By Reba
Divorcing after 23 years of marriage was never my plan in life. No one plans for failure. Sometimes failure is the only option. From my failure there were lessons to be learned and strangely enough laughs to be had. I never dreamed I would find so much humor and wisdom all at the same time.
1. Divorce under the most peaceful of circumstances is still a roller coaster of emotions. Every single day. Sometimes several emotions at the same time during the same day.
2. If you lose friends during the divorce they were not your true friends in the first place. You cannot lose what you never had.
3. Getting mail addressed to the “______ family” will always be a gut wrenching experience. Not sure how to let junk mail know that we are divorced.
4. It is easier to get a divorce from a spouse than get your cell phone bill separated. Cell phone companies are firm believers in “Family Plans.”
5. Christmas card season is super awkward. Cudos to my friend on Starlight Point for winning this award. She must have read a helpful article on this one. When I received her family Christmas card I didn’t feel like I wasn’t part of a family anymore.
7. You will fight over things you never imagined were important. ie WalGreens points and Brookshire’s points for gas (When Super 1 took over this ended the race to gas station for points).
8. You will be lonely at times. Extremely lonely. But you will survive.
9. Your children will be sad. They will be angry. No matter how good you are getting along with your ex-spouse they will not be at peace with the divorce decision. Patience and honesty is key here.
10. There are so many kind people in this world and our community. Let them help you. It’s okay to need others. Reach out.
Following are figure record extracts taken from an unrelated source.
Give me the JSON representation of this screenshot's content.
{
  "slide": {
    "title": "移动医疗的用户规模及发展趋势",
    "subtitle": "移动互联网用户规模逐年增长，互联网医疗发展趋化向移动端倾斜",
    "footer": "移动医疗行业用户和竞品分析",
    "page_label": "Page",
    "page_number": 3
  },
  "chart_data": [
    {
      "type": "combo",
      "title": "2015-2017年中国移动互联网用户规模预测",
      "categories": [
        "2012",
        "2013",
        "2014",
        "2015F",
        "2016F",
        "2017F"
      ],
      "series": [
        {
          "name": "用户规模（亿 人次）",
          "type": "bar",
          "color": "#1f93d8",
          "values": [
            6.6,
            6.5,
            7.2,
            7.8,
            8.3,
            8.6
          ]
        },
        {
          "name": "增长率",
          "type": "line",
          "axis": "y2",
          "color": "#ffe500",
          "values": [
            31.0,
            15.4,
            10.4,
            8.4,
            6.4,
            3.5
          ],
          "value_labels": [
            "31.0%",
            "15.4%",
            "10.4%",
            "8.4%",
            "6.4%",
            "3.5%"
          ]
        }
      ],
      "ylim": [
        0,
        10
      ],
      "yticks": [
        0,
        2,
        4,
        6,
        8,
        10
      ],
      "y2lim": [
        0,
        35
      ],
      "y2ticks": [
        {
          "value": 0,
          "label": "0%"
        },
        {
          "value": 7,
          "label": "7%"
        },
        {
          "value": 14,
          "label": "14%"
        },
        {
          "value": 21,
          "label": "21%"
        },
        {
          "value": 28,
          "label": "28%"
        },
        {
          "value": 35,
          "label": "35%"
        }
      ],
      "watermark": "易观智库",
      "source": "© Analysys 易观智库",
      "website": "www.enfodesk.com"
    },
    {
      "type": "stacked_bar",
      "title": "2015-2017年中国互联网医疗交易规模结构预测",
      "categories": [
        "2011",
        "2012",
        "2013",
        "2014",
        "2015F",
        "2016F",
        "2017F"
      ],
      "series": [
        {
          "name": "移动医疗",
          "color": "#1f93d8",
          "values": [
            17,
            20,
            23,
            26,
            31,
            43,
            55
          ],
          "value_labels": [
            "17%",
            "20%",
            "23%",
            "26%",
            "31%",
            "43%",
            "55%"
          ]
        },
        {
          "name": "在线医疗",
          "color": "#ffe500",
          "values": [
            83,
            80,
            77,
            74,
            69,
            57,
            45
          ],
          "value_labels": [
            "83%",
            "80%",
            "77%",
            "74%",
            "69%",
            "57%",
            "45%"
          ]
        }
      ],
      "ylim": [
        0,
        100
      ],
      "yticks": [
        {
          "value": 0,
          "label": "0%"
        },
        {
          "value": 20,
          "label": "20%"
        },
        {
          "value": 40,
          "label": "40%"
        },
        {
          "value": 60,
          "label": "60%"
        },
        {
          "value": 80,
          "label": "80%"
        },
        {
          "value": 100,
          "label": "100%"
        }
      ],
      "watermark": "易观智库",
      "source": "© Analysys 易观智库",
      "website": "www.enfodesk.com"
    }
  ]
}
11. Always put your children first. Even when they don’t want you to. Focus on your children. They act like they don’t want the extra attention but they need reassurance that they will be okay and they are loved.
12. Bitterness is better left behind. The main loser in a bitterness battle is yourself. The people closest to you will suffer too if you do not get this in check. No one wants to hear the bitter version more than once or twice.
13. If you shared children with your ex-spouse they will forever be in your lives. Make the most of it. The kids will cherish and appreciate this one day.
14. The first time you have to sign school documents listing two separate addresses for parents will leave you feeling like a failure as an adult. I haven’t even crossed the bridge of taking back my maiden name yet. Two addresses. Two Names. #fixitJesus
15. Everyone has a opinion on how and where your marriage went wrong. The only opinion that matters is the truth.
16. Broken people attract broken people. There will no shortage of people who love attending pity parties. A true friend will attend two maybe three pity parties and then refuse to allow them and attend them.
17. Change is so hard. I’ve been through so many changes this year I’m actually looking for more ways to change. Go big or go home.
18. You might drink too much. You might eat too much.
19. Alcohol and Country Music are depressants. Stay away from both. Especially both at the same time. However, Taylor Swift Essentials Play List on Apple Music is so therapeutic.
20. Not everyone loses weight during a divorce. This one made me sad. I was looking forward to this but it didn’t happen.
21. Reminder- you will be lonely. This bears repeating. Lonely will not kill you. Divorce hurts and you have to feel every bit of it to heal properly.
22. I’ve learned and made peace with the fact I am not perfect on any level. Being imperfect builds character. Or so, I keep telling myself.
23. You absolutely unequivocally cannot make it through a life changing event without your faith. I’ve heard so many people criticize others for “finding Jesus in critical times”….this is what you are supposed to do. Our God is a patient and forgiving God who will give you peace during the storms.
“We are afflicted in every way, but not crushed; perplexed, but not driven to despair; persecuted, but not destroyed; always carrying in the body the death of Jesus, so that the life of Jesus may also be manifested in our bodies.